O presidente do Supremo, Luiz Fux, ainda não definiu o melhor momento para discutir o tema.

A obrigatoriedade (ou não) da vacina contra o novo coronavírus vem causando polêmica nas redes sociais desde o mês de outubro.
Uma publicação compartilhada pelo aplicativo Eu Fiscalizo apontou que a maioria dos magistrados do Supremo Tribunal Federal (STF) defende que os governadores possam obrigar a população a se vacinar.

A maioria defende reservadamente que é possível, sim, impor a obrigatoriedade, porém, o presidente do Supremo, Luiz Fux, ainda não definiu o melhor momento para discutir o tema.
O STF deve decidir antes de a vacina da Covid-19 ficar pronta se o Estado pode obrigar a população a se imunizar. Ao menos sete ministros já sinalizaram nos bastidores que são a favor da medida. Até o momento, nenhum integrante da corte saiu em defesa da tese contrária publicamente ou em conversas reservadas.
O que diz a OMS
A vice-diretora da Organização Mundial da Saúde (OMS), Mariângela Simão, disse que a entidade não recomenda a obrigatoriedade da vacina contra covid-19 em qualquer país. Em entrevista à CNN Brasil, ela disse que é contra “medidas autoritárias” e que essa decisão cabe a cada país.

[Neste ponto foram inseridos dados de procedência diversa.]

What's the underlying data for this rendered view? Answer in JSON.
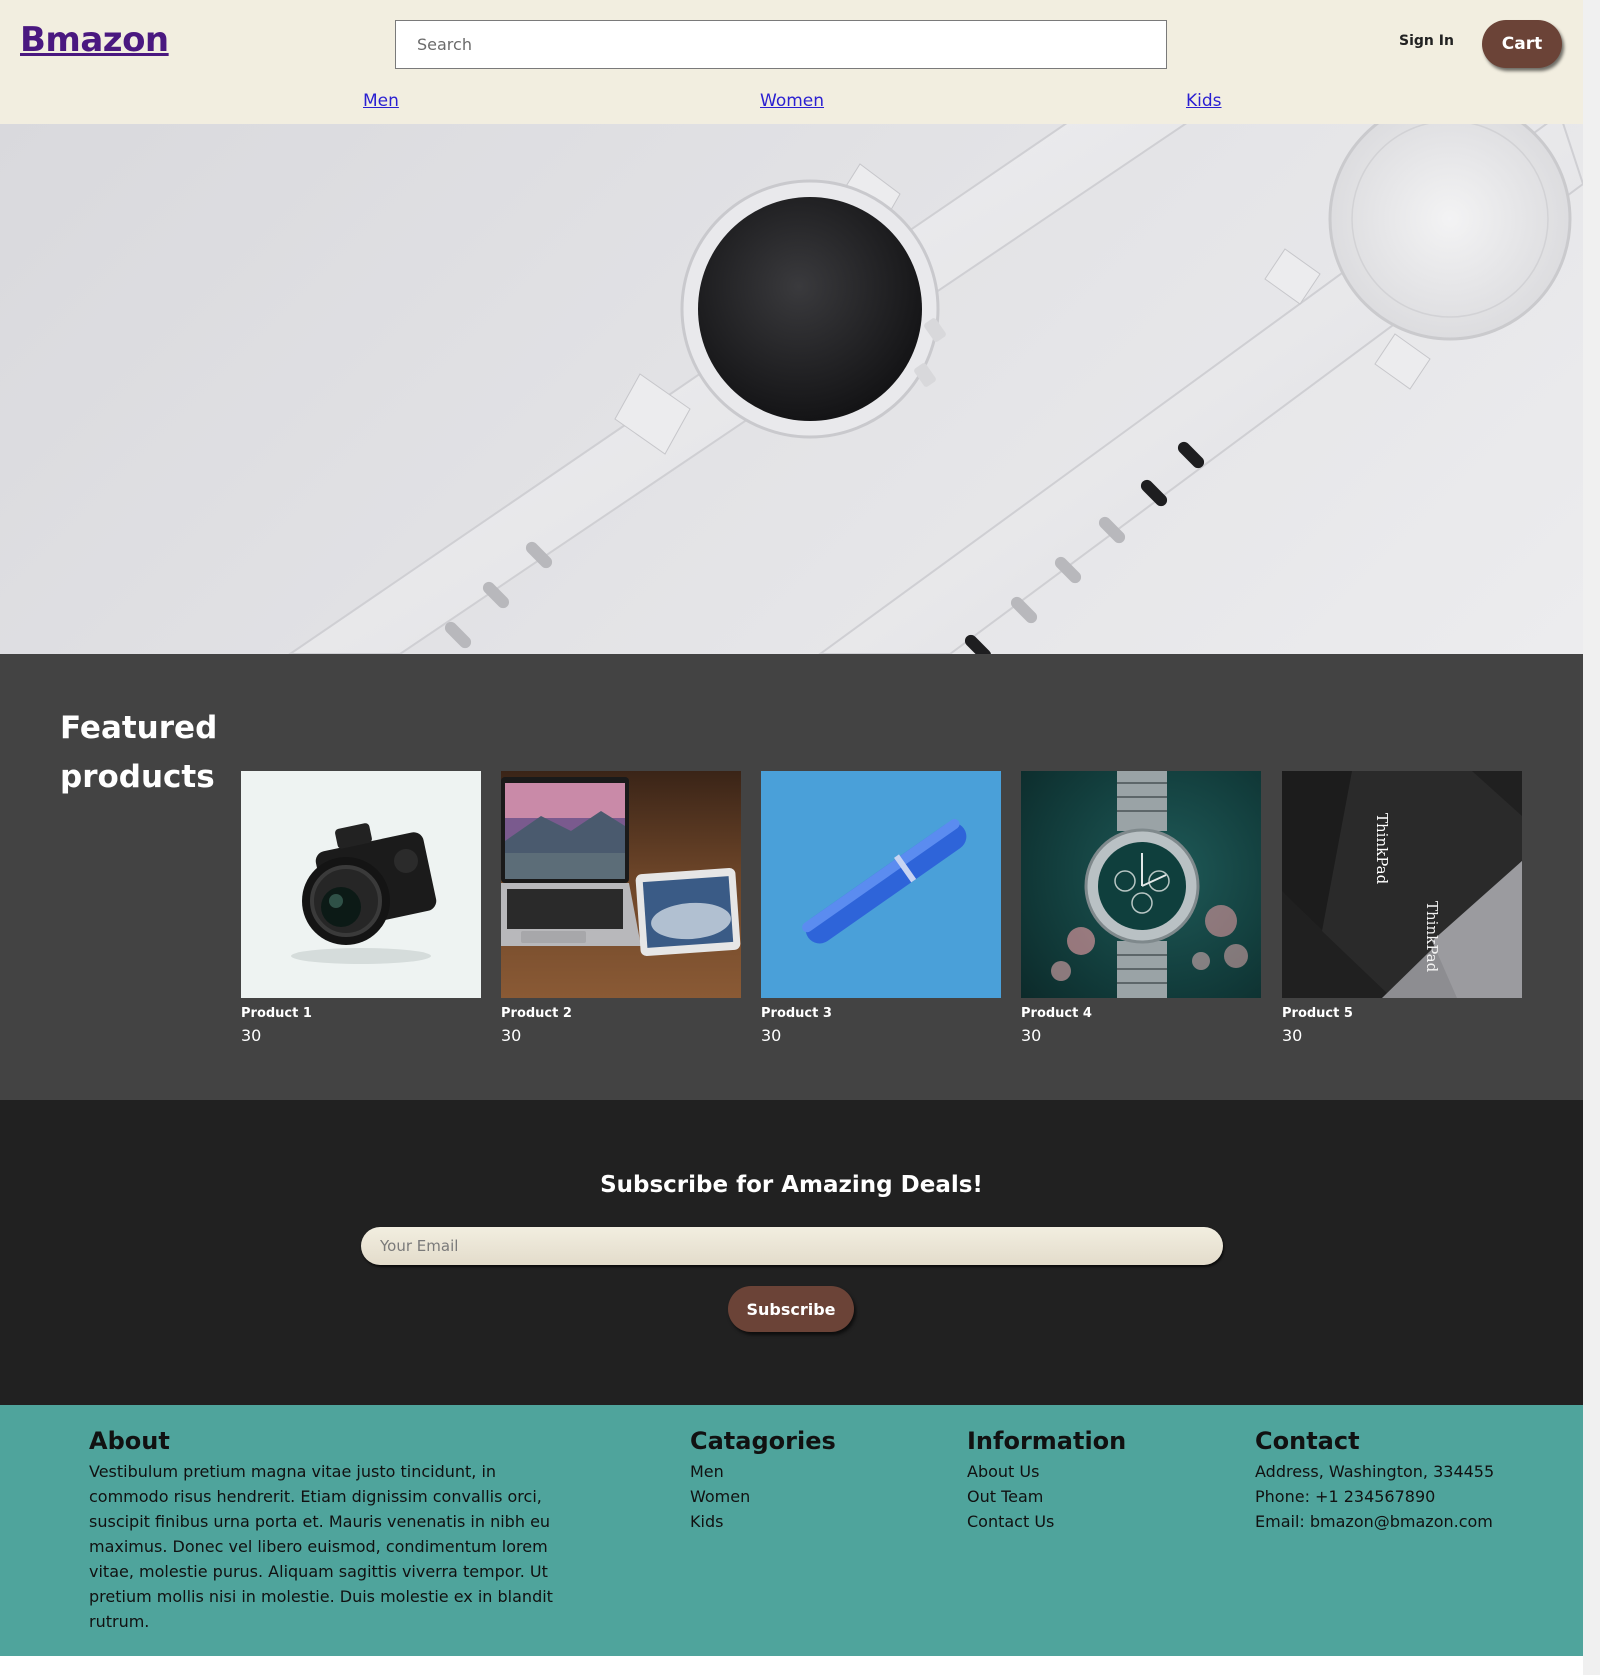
{
  "header": {
    "logo": "Bmazon",
    "search_placeholder": "Search",
    "sign_in_label": "Sign In",
    "cart_label": "Cart",
    "nav": [
      {
        "label": "Men"
      },
      {
        "label": "Women"
      },
      {
        "label": "Kids"
      }
    ]
  },
  "hero": {
    "image": "smartwatch-banner"
  },
  "featured": {
    "title": "Featured products",
    "products": [
      {
        "name": "Product 1",
        "price": "30",
        "image": "camera-photo"
      },
      {
        "name": "Product 2",
        "price": "30",
        "image": "laptop-tablet-photo"
      },
      {
        "name": "Product 3",
        "price": "30",
        "image": "pen-photo"
      },
      {
        "name": "Product 4",
        "price": "30",
        "image": "wristwatch-photo"
      },
      {
        "name": "Product 5",
        "price": "30",
        "image": "thinkpad-photo"
      }
    ],
    "thinkpad_text": "ThinkPad"
  },
  "subscribe": {
    "title": "Subscribe for Amazing Deals!",
    "email_placeholder": "Your Email",
    "button_label": "Subscribe"
  },
  "footer": {
    "about": {
      "heading": "About",
      "text": "Vestibulum pretium magna vitae justo tincidunt, in commodo risus hendrerit. Etiam dignissim convallis orci, suscipit finibus urna porta et. Mauris venenatis in nibh eu maximus. Donec vel libero euismod, condimentum lorem vitae, molestie purus. Aliquam sagittis viverra tempor. Ut pretium mollis nisi in molestie. Duis molestie ex in blandit rutrum."
    },
    "categories": {
      "heading": "Catagories",
      "items": [
        "Men",
        "Women",
        "Kids"
      ]
    },
    "information": {
      "heading": "Information",
      "items": [
        "About Us",
        "Out Team",
        "Contact Us"
      ]
    },
    "contact": {
      "heading": "Contact",
      "items": [
        "Address, Washington, 334455",
        "Phone: +1 234567890",
        "Email: bmazon@bmazon.com"
      ]
    }
  },
  "colors": {
    "header_bg": "#f2eee0",
    "logo": "#4a1880",
    "button_brown": "#6b4337",
    "featured_bg": "#434343",
    "subscribe_bg": "#212121",
    "footer_bg": "#4fa49c",
    "nav_link": "#2a1fd1"
  }
}
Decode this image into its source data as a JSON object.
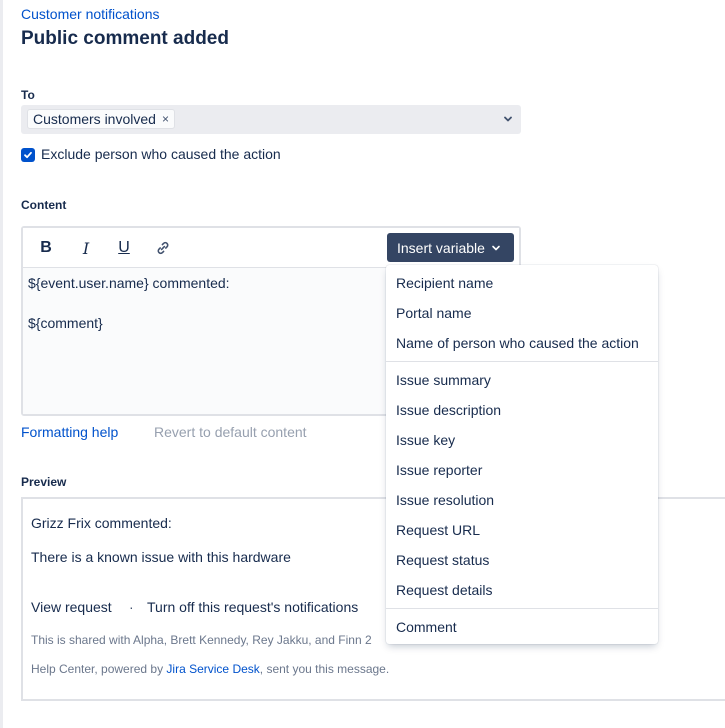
{
  "breadcrumb": "Customer notifications",
  "title": "Public comment added",
  "to": {
    "label": "To",
    "selected_chip": "Customers involved",
    "chip_remove": "×"
  },
  "exclude": {
    "checked": true,
    "label": "Exclude person who caused the action"
  },
  "content": {
    "label": "Content",
    "toolbar": {
      "bold": "B",
      "italic": "I",
      "underline": "U",
      "insert_variable": "Insert variable"
    },
    "lines": [
      "${event.user.name} commented:",
      "${comment}"
    ]
  },
  "links": {
    "formatting_help": "Formatting help",
    "revert": "Revert to default content"
  },
  "preview": {
    "label": "Preview",
    "heading": "Grizz Frix commented:",
    "body": "There is a known issue with this hardware",
    "view_request": "View request",
    "separator": "·",
    "turn_off": "Turn off this request's notifications",
    "shared_with": "This is shared with Alpha, Brett Kennedy, Rey Jakku, and Finn 2",
    "footer_prefix": "Help Center, powered by ",
    "footer_link": "Jira Service Desk",
    "footer_suffix": ", sent you this message."
  },
  "insert_variable_menu": {
    "group1": [
      "Recipient name",
      "Portal name",
      "Name of person who caused the action"
    ],
    "group2": [
      "Issue summary",
      "Issue description",
      "Issue key",
      "Issue reporter",
      "Issue resolution",
      "Request URL",
      "Request status",
      "Request details"
    ],
    "group3": [
      "Comment"
    ]
  },
  "colors": {
    "link": "#0052cc",
    "text": "#172b4d",
    "insert_button_bg": "#344563",
    "checkbox": "#0052cc"
  }
}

“Em uma situação que você está falando com adultos, que têm capacidade de discernimento para fazer escolhas informadas, não se recomenda medidas autoritárias. Até porque é difícil fiscalizar. Vai depender da situação interna de cada país, mas é de difícil implementação”, disse.
No Brasil, o presidente Jair Bolsonaro diz que a vacina contra a covid-19 não será obrigatória e que isso já foi definido pelo Ministério da Saúde, que de acordo com a lei 6.259, de 1975, tem a função de determinar quais são as vacinas obrigatórias no Brasil.
Porém, uma lei sancionada pelo presidente em 6 de fevereiro deste ano dá poder a estados e municípios de decidir pela obrigatoriedade ou não da vacina.
O texto diz que para enfrentamento da emergência de saúde pública de importância internacional decorrente do coronavírus “a realização compulsória de vacinação e outras medidas profiláticas”.